Each AGEClient() instantiation creates its own pool. With default lane config (4 total slots), worst case is ~80 connections from workers plus the job queue and auth pools. The lane model bounds this indirectly by limiting concurrent workers.

Concurrency Controls

Control Mechanism Default Location
AI provider rate limiting threading.Semaphore per provider ollama=1, anthropic=4, openai=8 rate_limiter.py
Global graph workers threading.Semaphore singleton 8 graph_parallelizer.py
Lane slot enforcement In-memory set + call_soon_threadsafe Per lane config lane_manager.py
Job claim atomicity FOR UPDATE SKIP LOCKED lane_manager.py
API backoff Exponential retry with jitter 60s cap rate_limiter.py
Cancellation Poll cancelled column at chunk boundaries job_queue.py
Global thread cap MAX_CONCURRENT_THREADS env var 32 rate_limiter.py

Tuning

When to increase slots

If ingestion jobs are queuing behind each other and the system has CPU/memory headroom, increase the interactive lane's max_slots:

# Via API (takes effect on next poll cycle)
curl -X PATCH http://localhost:8000/admin/workers/lanes/interactive \
  -H "Authorization: Bearer $TOKEN" \
  -d '{"max_slots": 3}'

When to reduce poll interval

If the 2-second interactive poll delay is noticeable for user-triggered ingestion, reduce poll_interval_ms. Lower values increase database polling load slightly.

When to drain a lane

For maintenance operations (database migrations, schema changes), drain a lane to stop claiming new jobs while letting running jobs finish:

curl -X PATCH http://localhost:8000/admin/workers/lanes/maintenance \
  -H "Authorization: Bearer $TOKEN" \
  -d '{"enabled": false}'

Re-enable with {"enabled": true} when done.

Admin Endpoints

All endpoints require authentication and workers:view or workers:manage RBAC permissions.

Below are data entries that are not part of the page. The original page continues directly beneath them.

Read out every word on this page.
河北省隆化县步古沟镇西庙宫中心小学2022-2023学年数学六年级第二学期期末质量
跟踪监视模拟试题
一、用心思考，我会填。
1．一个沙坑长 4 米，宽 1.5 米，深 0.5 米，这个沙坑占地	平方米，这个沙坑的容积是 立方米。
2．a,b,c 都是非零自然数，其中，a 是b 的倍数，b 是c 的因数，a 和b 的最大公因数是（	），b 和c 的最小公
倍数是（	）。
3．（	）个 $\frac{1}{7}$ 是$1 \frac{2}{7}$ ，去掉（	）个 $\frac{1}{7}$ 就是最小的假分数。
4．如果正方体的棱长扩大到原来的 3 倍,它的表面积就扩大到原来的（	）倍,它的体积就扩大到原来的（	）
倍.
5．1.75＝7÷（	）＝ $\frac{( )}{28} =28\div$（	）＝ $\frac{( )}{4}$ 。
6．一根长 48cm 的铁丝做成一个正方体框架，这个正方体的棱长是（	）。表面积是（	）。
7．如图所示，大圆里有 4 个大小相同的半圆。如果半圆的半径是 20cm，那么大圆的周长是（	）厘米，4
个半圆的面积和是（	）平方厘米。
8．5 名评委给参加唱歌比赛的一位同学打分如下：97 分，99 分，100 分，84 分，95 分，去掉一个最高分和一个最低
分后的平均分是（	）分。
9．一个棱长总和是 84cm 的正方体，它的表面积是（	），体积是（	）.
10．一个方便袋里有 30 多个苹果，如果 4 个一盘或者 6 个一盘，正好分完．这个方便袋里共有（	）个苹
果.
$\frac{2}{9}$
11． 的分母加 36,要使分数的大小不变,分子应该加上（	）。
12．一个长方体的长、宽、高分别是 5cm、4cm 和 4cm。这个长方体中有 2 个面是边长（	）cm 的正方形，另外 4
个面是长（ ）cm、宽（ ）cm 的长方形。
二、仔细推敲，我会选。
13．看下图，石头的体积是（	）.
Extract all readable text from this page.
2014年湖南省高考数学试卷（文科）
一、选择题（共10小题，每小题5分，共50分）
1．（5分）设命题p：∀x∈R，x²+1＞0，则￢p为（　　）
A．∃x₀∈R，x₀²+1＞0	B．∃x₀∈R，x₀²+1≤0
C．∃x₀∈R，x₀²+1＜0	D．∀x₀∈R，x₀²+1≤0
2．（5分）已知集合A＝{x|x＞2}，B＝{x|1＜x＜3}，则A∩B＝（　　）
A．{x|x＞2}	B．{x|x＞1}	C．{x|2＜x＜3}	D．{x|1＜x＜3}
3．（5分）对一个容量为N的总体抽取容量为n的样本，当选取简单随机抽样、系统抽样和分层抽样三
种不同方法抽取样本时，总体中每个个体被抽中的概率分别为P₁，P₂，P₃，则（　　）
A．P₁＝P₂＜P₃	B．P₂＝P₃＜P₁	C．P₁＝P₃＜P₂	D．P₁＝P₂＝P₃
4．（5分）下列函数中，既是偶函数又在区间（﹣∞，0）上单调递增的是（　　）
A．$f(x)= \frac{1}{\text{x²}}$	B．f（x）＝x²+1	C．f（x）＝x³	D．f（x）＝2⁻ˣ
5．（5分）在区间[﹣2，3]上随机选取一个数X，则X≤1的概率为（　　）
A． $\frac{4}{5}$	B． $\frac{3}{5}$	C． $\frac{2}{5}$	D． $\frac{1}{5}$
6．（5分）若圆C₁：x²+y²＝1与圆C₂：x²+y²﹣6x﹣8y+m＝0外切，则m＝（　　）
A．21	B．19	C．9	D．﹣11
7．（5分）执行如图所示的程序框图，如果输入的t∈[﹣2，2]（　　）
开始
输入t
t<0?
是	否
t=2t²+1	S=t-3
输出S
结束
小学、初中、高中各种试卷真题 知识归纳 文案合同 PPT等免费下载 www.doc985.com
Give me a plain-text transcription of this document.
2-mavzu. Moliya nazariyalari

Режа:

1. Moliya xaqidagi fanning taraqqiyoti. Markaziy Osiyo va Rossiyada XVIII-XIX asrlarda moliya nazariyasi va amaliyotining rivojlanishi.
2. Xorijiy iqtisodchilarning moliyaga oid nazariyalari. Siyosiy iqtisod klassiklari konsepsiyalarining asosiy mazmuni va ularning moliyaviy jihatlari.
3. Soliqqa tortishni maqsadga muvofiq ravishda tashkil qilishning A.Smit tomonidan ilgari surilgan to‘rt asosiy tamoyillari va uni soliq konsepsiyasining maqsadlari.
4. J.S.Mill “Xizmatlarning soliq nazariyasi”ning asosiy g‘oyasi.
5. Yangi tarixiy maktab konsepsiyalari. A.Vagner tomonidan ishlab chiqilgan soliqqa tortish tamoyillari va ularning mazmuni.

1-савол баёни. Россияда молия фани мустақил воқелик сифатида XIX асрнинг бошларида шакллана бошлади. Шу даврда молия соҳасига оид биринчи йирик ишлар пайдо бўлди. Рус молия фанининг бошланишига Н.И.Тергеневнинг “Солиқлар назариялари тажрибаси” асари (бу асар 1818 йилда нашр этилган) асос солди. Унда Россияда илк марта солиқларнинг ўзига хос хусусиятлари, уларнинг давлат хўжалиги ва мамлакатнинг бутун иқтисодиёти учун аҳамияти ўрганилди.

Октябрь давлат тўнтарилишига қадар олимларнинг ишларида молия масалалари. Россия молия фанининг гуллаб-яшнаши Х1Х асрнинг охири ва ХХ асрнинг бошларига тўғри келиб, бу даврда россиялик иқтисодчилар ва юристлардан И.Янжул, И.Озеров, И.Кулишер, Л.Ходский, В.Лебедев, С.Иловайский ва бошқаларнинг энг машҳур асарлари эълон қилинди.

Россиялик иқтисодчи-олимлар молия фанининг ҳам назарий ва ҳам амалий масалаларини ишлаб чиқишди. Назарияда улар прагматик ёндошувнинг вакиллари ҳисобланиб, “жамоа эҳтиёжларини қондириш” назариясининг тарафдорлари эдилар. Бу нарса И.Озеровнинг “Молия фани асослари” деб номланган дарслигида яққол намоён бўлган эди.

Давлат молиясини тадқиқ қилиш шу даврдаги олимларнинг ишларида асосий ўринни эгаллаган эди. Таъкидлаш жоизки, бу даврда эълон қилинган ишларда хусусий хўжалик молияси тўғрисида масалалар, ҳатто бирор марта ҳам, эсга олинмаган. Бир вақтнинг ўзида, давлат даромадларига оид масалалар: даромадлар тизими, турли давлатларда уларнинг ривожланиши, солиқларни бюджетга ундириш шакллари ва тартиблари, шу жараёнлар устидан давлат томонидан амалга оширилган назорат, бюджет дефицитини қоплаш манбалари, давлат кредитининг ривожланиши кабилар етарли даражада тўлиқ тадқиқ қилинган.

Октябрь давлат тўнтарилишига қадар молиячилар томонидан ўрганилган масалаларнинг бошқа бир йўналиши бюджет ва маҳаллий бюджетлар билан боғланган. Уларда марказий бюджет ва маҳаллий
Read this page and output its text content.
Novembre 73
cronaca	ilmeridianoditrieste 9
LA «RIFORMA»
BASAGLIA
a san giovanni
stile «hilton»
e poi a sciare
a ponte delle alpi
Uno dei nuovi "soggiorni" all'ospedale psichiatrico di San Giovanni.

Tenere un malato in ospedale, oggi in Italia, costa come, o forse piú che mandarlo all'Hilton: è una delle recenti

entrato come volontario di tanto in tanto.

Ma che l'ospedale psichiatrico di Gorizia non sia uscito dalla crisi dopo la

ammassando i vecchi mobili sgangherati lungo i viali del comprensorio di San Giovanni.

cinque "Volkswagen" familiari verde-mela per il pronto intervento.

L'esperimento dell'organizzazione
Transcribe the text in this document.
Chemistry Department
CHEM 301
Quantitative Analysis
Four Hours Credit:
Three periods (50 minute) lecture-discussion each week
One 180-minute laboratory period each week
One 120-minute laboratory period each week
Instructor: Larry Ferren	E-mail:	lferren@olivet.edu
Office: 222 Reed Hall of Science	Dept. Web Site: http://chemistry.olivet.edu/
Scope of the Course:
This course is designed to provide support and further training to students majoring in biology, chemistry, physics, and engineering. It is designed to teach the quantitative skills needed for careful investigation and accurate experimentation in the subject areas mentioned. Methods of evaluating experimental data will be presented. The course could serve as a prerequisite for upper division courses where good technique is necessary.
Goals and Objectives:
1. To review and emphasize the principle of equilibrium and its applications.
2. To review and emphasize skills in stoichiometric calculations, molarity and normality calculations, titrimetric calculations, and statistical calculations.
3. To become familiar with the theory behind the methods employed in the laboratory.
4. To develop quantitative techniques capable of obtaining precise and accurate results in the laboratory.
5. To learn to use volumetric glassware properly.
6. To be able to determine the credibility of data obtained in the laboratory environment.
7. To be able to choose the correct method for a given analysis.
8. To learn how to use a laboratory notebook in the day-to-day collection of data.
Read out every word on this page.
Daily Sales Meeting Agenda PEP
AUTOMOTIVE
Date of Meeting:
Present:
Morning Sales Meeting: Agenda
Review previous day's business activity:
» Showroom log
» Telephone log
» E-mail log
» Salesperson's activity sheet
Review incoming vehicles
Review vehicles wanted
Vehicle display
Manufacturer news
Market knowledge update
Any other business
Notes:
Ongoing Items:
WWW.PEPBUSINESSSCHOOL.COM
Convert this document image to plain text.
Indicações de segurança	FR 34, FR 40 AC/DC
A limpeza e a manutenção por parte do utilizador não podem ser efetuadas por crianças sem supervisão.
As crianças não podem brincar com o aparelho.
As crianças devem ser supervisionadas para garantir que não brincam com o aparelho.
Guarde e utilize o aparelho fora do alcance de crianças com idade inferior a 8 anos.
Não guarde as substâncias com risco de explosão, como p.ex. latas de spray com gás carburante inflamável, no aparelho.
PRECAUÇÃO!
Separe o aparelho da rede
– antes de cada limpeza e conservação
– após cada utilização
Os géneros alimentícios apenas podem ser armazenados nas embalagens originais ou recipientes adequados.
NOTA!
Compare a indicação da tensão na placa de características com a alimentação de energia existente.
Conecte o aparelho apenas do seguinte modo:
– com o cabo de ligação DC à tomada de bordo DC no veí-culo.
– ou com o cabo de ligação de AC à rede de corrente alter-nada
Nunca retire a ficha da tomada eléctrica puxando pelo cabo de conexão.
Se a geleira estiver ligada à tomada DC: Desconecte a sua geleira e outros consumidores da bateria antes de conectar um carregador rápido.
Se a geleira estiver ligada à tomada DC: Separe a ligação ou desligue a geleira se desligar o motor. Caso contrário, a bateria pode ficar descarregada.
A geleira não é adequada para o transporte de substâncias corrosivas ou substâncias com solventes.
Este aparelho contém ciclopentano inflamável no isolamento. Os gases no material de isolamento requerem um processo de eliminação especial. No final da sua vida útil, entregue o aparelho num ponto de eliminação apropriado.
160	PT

Method Path Permission Purpose
GET /admin/workers/status workers:view Slot utilization, running jobs, queue depth
GET /admin/workers/lanes workers:view Per-lane config with utilization
PATCH /admin/workers/lanes/{name} workers:manage Update lane config at runtime
POST /admin/workers/jobs/{id}/cancel workers:manage Cancel a running job (sets cancelled flag)
PATCH /admin/workers/jobs/{id}/priority workers:manage Reprioritize a queued job

CLI Reference

kg admin workers          # Slot overview, lane summary, active jobs
kg admin workers lanes    # Per-lane config detail with utilization

MCP Resource

The workers/status MCP resource combines both status and lane data:

Resource URI: workers/status

RBAC

Permission Scope Grants
workers:view Platform Read lane config, slot utilization, queue depth
workers:manage Platform Cancel jobs, reprioritize, modify lane config, drain/resume lanes

Both permissions are granted to the platform_admin role by the ADR-100 migration. Custom roles can be granted either permission independently via the RBAC system.